Kremlin avisa que tentar prender Putin e declarar guerra à Rússia
Depois de o Ministério dos Negócios Estrangeiros e o porta-voz do Kremlin, ou de Vladimir Putin, terem desvalorizado o anúncio do Tribunal Penal Internacional (TPI) de que foi emitido um mandado de captura sobre o Presidente russo, devido à deportação ilegal de crianças ucranianas para a Rússia, agora, o vice-presidente do Conselho Nacional de Segurança e antigo Presidente e primeiro-ministro da Federação Russa, Dmitri Medvedev, veio a público subir um patamar nas ameaças ao ocidente.
O aliado mais próximo que se conhece de Vladimir Putin disse que qualquer tentativa de deter o Presidente Putin será uma “declaração de guerra à Rússia” com todas as consequências de se ter atravessado essa linha.
O mandado emitido pelo TPI diz que Putin é o primeiro responsável pela deportação de milhares de crianças das regiões próximas do conflito, nomeadamente as que são agora consideradas território russo após a anexação, mas o Kremlin considera este argumento sem fundamento porque se trata de um gesto humanitário que permitiu retirar milhares de crianças da linha de fogo e que muitas delas estariam, provavelmente, mortas ou em hospitais devido aos bombardeamentos constantes das áreas de onde acabaram por sair.

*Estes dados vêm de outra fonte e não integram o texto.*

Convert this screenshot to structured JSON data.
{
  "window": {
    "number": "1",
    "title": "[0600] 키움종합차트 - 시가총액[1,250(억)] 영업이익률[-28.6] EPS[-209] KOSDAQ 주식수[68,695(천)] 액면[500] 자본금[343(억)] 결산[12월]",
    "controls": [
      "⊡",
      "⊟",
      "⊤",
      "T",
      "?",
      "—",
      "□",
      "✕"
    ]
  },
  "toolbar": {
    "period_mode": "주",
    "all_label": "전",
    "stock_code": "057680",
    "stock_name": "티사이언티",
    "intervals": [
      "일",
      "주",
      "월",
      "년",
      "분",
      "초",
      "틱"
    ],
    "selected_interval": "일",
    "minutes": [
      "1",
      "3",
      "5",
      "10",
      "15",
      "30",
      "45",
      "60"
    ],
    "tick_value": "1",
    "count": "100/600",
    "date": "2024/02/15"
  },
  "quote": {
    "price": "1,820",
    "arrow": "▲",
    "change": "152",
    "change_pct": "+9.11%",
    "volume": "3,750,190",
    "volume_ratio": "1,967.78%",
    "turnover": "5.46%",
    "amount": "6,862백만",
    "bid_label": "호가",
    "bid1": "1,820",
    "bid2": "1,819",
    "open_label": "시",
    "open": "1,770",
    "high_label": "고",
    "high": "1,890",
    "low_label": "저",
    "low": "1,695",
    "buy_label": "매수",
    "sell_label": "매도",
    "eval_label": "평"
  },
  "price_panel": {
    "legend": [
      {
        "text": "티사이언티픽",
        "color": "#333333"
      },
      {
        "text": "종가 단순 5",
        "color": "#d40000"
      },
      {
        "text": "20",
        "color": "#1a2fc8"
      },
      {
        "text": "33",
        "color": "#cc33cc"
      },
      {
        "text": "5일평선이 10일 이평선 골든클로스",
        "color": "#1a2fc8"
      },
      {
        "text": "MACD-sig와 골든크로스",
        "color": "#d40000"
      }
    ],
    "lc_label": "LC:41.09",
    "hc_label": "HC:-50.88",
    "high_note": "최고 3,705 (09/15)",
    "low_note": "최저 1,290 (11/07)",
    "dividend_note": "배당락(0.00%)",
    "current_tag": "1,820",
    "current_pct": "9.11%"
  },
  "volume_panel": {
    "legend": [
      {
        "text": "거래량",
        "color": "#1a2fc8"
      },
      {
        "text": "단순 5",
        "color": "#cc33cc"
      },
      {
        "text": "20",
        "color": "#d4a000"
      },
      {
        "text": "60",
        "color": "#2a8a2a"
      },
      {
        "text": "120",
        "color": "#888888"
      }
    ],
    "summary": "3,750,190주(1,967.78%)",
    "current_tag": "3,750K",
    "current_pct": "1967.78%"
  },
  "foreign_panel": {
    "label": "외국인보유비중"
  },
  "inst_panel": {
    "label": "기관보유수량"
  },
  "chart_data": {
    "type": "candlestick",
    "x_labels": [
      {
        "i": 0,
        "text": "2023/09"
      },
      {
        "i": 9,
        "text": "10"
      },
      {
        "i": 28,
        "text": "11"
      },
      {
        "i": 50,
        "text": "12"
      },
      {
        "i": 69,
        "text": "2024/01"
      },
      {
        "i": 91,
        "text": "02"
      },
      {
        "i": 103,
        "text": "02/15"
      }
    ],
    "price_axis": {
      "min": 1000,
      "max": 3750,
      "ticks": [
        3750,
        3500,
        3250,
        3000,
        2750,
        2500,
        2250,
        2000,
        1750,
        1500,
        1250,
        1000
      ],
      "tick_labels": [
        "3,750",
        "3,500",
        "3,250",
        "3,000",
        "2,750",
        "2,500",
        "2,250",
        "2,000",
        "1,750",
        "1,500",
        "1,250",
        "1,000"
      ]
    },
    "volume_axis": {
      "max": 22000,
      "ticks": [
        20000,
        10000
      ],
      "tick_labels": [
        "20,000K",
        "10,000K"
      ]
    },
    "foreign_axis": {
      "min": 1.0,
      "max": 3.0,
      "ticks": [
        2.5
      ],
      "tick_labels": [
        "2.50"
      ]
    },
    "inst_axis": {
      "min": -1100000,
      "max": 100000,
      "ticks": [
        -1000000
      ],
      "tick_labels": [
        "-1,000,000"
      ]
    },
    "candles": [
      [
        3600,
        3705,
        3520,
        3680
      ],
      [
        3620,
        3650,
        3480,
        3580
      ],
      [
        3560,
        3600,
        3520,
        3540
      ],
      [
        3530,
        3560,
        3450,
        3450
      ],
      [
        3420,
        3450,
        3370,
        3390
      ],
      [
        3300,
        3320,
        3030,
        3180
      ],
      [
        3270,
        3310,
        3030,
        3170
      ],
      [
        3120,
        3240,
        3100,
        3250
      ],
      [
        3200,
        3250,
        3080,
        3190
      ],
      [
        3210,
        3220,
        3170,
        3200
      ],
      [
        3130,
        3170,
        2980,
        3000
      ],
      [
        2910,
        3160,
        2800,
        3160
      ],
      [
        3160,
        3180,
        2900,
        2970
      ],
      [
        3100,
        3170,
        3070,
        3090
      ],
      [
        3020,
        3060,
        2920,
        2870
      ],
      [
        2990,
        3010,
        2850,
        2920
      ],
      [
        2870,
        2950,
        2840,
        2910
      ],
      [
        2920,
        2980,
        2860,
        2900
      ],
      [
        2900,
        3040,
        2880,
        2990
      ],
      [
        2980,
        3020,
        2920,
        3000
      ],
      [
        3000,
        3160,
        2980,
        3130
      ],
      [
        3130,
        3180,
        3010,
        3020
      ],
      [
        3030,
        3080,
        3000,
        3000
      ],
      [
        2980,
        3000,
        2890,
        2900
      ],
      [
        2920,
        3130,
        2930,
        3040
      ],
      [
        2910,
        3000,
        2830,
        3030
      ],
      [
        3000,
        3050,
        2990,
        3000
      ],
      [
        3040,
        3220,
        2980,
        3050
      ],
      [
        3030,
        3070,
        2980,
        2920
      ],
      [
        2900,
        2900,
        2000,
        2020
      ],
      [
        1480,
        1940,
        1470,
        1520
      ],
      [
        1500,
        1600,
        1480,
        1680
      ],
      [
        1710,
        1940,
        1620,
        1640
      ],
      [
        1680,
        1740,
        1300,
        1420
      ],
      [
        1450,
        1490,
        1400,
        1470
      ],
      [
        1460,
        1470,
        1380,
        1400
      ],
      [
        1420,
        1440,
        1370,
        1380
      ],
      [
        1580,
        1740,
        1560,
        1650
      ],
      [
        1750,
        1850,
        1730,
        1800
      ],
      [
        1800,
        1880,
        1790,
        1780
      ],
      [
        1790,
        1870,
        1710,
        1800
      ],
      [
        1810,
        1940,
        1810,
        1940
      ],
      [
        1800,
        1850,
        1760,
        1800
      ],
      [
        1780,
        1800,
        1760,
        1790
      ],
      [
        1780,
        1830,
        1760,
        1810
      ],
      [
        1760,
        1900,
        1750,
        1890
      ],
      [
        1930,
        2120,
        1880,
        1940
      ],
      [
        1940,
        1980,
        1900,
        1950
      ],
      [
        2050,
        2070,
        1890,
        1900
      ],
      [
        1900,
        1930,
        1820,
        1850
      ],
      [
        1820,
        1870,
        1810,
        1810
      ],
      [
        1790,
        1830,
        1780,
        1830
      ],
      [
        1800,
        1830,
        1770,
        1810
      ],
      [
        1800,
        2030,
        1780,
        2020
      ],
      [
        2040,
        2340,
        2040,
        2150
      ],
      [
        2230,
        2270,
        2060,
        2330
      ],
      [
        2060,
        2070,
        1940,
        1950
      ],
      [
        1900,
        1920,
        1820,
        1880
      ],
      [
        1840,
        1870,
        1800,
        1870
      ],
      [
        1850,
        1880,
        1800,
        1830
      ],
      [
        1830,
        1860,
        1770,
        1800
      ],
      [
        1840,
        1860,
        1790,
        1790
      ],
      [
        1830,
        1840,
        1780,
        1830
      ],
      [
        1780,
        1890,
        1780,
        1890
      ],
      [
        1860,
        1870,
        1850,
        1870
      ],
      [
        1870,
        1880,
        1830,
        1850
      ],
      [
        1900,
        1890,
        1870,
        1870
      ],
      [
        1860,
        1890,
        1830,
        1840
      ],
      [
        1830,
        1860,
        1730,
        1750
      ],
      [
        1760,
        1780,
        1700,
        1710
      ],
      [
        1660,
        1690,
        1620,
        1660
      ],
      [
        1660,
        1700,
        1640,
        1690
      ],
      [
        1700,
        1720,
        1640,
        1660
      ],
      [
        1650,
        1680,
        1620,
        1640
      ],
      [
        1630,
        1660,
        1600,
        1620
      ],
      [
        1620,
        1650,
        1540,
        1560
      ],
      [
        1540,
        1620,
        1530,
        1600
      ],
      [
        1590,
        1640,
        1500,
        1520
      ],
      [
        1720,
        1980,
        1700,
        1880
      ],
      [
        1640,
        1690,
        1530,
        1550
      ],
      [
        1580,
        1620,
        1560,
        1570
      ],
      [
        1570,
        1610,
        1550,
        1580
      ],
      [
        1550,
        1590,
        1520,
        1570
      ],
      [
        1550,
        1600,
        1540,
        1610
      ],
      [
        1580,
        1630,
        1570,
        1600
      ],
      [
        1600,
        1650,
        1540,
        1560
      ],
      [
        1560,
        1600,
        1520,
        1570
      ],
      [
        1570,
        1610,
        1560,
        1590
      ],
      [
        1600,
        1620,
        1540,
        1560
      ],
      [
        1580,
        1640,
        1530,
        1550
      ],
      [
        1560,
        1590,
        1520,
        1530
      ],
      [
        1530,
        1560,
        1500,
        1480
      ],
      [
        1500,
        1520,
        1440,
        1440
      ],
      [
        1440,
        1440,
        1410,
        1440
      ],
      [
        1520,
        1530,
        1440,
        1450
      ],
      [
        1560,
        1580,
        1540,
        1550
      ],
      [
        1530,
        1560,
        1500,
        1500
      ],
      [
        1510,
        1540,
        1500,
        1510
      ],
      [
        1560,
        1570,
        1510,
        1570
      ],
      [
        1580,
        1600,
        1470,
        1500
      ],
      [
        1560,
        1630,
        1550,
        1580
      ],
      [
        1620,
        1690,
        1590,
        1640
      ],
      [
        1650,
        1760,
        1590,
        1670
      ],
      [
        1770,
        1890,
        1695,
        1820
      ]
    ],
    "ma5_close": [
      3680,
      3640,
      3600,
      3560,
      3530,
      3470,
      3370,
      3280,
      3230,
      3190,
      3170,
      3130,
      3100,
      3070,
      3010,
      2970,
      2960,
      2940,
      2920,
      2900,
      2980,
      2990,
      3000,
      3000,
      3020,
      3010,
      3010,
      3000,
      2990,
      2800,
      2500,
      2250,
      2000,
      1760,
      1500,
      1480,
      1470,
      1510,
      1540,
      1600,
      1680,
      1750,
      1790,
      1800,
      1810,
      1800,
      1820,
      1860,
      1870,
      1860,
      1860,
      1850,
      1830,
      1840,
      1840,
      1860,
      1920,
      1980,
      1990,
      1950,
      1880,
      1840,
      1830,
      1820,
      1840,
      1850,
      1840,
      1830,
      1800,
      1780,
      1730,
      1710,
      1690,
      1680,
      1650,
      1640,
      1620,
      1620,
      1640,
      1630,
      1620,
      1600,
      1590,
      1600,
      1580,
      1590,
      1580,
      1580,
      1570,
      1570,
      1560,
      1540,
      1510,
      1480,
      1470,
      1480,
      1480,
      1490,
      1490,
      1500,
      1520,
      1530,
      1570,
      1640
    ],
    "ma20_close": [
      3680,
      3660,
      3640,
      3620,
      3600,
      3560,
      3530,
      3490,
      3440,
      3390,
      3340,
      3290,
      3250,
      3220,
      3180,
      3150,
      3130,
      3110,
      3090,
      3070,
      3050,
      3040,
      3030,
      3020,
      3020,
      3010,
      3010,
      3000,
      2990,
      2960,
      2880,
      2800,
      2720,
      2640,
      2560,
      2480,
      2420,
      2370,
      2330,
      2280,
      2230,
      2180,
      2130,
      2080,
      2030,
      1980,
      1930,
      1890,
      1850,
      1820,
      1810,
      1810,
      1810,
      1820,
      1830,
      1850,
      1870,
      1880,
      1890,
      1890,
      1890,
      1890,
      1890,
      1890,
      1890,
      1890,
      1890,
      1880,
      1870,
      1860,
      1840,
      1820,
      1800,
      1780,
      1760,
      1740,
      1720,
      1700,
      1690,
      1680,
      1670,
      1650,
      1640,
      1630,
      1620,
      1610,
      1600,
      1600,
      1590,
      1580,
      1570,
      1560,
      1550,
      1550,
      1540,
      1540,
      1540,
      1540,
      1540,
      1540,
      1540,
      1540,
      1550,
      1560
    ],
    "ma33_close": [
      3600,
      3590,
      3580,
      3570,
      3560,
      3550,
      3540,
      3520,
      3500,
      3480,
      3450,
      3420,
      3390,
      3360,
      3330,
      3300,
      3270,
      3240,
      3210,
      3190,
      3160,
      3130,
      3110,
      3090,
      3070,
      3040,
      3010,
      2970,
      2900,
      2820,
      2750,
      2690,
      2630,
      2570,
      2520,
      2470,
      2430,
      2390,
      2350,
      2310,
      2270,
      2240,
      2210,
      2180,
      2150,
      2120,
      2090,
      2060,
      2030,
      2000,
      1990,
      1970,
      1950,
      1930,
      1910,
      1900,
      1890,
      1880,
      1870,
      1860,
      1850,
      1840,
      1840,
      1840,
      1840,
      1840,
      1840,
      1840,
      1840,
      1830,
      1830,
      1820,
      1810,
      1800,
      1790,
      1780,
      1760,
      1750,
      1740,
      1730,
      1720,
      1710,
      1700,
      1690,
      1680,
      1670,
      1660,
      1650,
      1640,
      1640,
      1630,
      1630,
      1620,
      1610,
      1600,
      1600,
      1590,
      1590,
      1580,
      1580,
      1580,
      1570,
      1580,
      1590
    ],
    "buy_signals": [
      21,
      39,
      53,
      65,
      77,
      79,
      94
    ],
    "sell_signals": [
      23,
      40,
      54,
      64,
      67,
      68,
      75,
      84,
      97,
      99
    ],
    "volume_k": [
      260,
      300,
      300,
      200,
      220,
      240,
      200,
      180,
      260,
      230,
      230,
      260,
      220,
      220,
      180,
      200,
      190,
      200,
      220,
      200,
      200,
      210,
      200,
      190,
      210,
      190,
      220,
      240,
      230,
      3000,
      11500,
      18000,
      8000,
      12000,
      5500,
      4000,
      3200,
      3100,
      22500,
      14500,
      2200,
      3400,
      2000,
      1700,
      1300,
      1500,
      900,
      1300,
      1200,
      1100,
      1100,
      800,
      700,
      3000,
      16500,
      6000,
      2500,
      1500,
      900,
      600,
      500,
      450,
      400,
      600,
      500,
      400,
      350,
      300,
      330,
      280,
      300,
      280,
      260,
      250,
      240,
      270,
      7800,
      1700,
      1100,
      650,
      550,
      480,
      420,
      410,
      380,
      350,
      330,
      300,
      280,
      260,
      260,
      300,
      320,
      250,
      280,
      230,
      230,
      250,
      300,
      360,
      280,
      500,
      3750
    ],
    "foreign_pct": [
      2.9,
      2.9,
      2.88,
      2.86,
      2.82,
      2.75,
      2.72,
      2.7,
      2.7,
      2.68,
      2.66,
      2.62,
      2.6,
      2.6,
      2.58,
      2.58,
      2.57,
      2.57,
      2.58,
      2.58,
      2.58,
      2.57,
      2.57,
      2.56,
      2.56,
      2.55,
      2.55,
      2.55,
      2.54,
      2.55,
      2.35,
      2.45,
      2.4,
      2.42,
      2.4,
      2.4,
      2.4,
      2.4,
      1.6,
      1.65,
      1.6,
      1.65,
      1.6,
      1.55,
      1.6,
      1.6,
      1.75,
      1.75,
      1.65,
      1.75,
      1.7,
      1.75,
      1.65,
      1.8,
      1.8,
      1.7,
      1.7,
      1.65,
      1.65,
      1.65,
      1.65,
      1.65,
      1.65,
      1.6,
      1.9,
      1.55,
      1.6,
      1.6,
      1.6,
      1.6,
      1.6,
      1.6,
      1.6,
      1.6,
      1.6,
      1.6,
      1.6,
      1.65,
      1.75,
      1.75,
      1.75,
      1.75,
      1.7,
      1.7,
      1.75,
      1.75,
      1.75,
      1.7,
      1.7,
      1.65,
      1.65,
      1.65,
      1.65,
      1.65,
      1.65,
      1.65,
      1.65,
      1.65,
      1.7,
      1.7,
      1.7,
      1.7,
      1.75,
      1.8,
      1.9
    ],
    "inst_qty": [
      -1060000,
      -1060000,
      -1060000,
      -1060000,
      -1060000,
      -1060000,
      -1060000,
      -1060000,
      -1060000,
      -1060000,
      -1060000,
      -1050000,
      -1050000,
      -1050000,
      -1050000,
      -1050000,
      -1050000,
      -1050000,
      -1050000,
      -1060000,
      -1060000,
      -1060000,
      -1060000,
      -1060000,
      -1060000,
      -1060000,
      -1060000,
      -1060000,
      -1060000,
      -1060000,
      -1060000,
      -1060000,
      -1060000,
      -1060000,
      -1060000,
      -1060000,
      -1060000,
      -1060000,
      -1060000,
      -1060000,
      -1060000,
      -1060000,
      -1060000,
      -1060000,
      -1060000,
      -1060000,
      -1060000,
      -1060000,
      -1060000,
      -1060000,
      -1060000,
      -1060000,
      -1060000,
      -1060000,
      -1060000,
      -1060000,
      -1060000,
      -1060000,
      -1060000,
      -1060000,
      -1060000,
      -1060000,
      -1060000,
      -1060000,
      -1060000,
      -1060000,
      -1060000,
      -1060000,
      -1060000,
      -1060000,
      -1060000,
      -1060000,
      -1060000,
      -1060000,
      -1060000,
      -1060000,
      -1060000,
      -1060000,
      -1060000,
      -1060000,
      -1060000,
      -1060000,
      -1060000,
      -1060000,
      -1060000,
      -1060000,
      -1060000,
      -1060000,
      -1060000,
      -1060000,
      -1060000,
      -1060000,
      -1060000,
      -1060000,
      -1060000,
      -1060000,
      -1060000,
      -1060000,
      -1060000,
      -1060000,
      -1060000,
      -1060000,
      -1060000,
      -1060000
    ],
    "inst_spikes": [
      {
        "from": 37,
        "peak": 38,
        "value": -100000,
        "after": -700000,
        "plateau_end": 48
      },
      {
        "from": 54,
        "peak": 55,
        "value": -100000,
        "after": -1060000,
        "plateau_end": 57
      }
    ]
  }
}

Mais que avisar que qualquer tentativa de cumprimento do mandado do TPI será uma declaração de guerra, Medvedev, que é conhecido pela sua volatilidade de pensamento e no vasto leque de exageros nas suas declarações, garantiu que quem o fizer está imediatamente na linha de fogo de todo o potencial russo, incluindo os misseis de maior alcance, como os novos precisos e hipersónicos Khinzal, com mais de 3.000 kms de alcance e que podem ser disparados de multiplataformas.
Segundo declarações do antigo senhor do Kremlin aos media russos, o TPI é uma “não identidade” sem qualquer fundamento para proceder desta forma contra Vladimir Putin, considerando ser apenas um mero instrumento ao serviço da frente ocidental anti-russa ao qual nem a Rússia, nem a China, ou os EUA, Israel e a própria Ucrânia, entre dezenas de outos países, não reconhecem a existência.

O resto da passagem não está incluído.